Mortgages are the primary focus of Fund II, which is run by Savanna co-managing partners Nicholas Bienstock and Christopher Schlank. “The greatest opportunity we have seen in the current market has been to acquire defaulted first mortgage positions at a discount from financial institutions,” Bienstock told CPE. “Thereafter, we have often worked out a deal with the borrowers to either take the fee ownership of the property or entered into a new joint venture structure that transfers majority ownership and control of the asset to Savanna.”
The deals frequently involve what Bienstock describes as “zombie” buildings, buildings that–in cases where Savanna takes over ownership–are recapitalized and then presented anew to the marketplace in a format that allows for the facilitation of new leases at current market rental rates. “So we are taking ‘zombie’ buildings and bringing them back to life,” he explained. Fund II’s target markets are major cities and their environs in the northeastern U.S. However, one metro area is of particular interest. “We see tremendous opportunities in New York City right now.”
Park Hill Real Estate Group L.L.C. served as Savanna’s placement agent for Fund II, and a wide range of investors wanted in on the opportunity. Private and public pension funds, foundations, fund of funds and wealth management companies made commitments. And the investment vehicle garnered a great deal of interest beyond U.S. borders; a substantial number of its investors are based in Europe and Asia. Fund II is a powerful magnet that provides a few coveted benefits.
“Savanna is a private equity fund that is also a direct owner/operator of real estate, so any investors find the combination compelling, since we typically buy, own and operate our deals ourselves, rather than investing through operating partners that then must be paid fees and a promote for running deals,” Bienstock said. “Many investors have come to the conclusion that these double layers of fees and promotes that are inherent in the allocator fund model will reduce their returns over time.”

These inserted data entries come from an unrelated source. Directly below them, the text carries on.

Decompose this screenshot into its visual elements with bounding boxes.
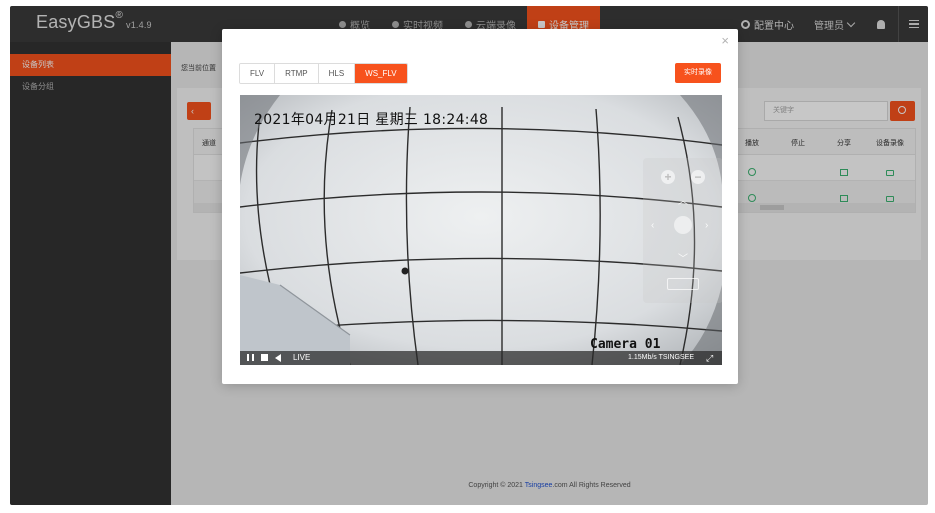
tab-ws-flv[interactable]: WS_FLV [355, 64, 407, 83]
pause-icon[interactable] [247, 354, 254, 361]
zoom-out-icon[interactable]: − [691, 170, 705, 184]
zoom-in-icon[interactable]: + [661, 170, 675, 184]
live-record-button[interactable]: 实时录像 [675, 63, 721, 83]
ptz-right-arrow-icon[interactable]: › [705, 220, 708, 231]
stop-icon[interactable] [261, 354, 268, 361]
app-frame: EasyGBS®v1.4.9 概览 实时视频 云端录像 设备管理 配置中心 管理… [10, 6, 928, 505]
ptz-control-panel: + − ︿ ‹ › ﹀ [643, 158, 722, 303]
video-player[interactable]: 2021年04月21日 星期三 18:24:48 Camera 01 + − ︿… [240, 95, 722, 365]
tab-hls[interactable]: HLS [318, 64, 356, 83]
bitrate-readout: 1.15Mb/s TSINGSEE [628, 354, 695, 361]
close-icon[interactable]: × [721, 33, 729, 48]
video-control-bar: LIVE 1.15Mb/s TSINGSEE ⤢ [240, 351, 722, 365]
ptz-up-arrow-icon[interactable]: ︿ [678, 192, 688, 207]
video-osd-camera-label: Camera 01 [590, 337, 661, 352]
tab-rtmp[interactable]: RTMP [275, 64, 319, 83]
ptz-down-arrow-icon[interactable]: ﹀ [678, 250, 688, 265]
video-player-modal: × FLV RTMP HLS WS_FLV 实时录像 2021年04月21日 星… [222, 29, 738, 384]
volume-icon[interactable] [275, 354, 281, 362]
tab-flv[interactable]: FLV [240, 64, 276, 83]
ptz-center-icon[interactable] [674, 216, 692, 234]
ptz-left-arrow-icon[interactable]: ‹ [651, 220, 654, 231]
ptz-speed-control[interactable] [667, 278, 699, 290]
stream-protocol-tabs: FLV RTMP HLS WS_FLV [239, 63, 408, 84]
video-osd-datetime: 2021年04月21日 星期三 18:24:48 [254, 112, 489, 128]
live-badge: LIVE [293, 353, 311, 362]
fullscreen-icon[interactable]: ⤢ [706, 353, 713, 364]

And Savanna provides additional benefits. “I would suggest that the combination fund/operator structure has given us a buying advantage in the present environment,” he added. “We can sit opposite of financial institution sellers and show a balance sheet that allows us to take down deals without financing. While large allocator funds have a balance sheet, they don’t typically have a business model that allows them to underwrite and close a complex, value-added repositioning deal without an operating partner. Simultaneously, the operating partners that may have the expertise to execute that deal do not typically have the balance sheet to buy it. So by having both the balance sheet and the expertise and execution ability under one roof, we have come to the table with all the components that we need to efficiently buy in the market. This combination was compelling to investors and so far, we have been able to deliver on the opportunity that we described to our investors.”
Fund II’s first closing was in August 2010, and it has since made a few notable Manhattan acquisitions, including the purchase of the 513,400-square-foot office building at 1375 Broadway for $135 million and the 328,000-square-foot 5 Hanover Square, which was picked up for $51.5 million. Fund II also acquired the mezzanine loan on the 510,000-square-foot property at 100 Wall St. and the first mortgage loan on 80 Broad St., a 410,000-square-foot office tower. There is ample time for more deals, as the fund has a three-year investment period that commenced with the first closing last year.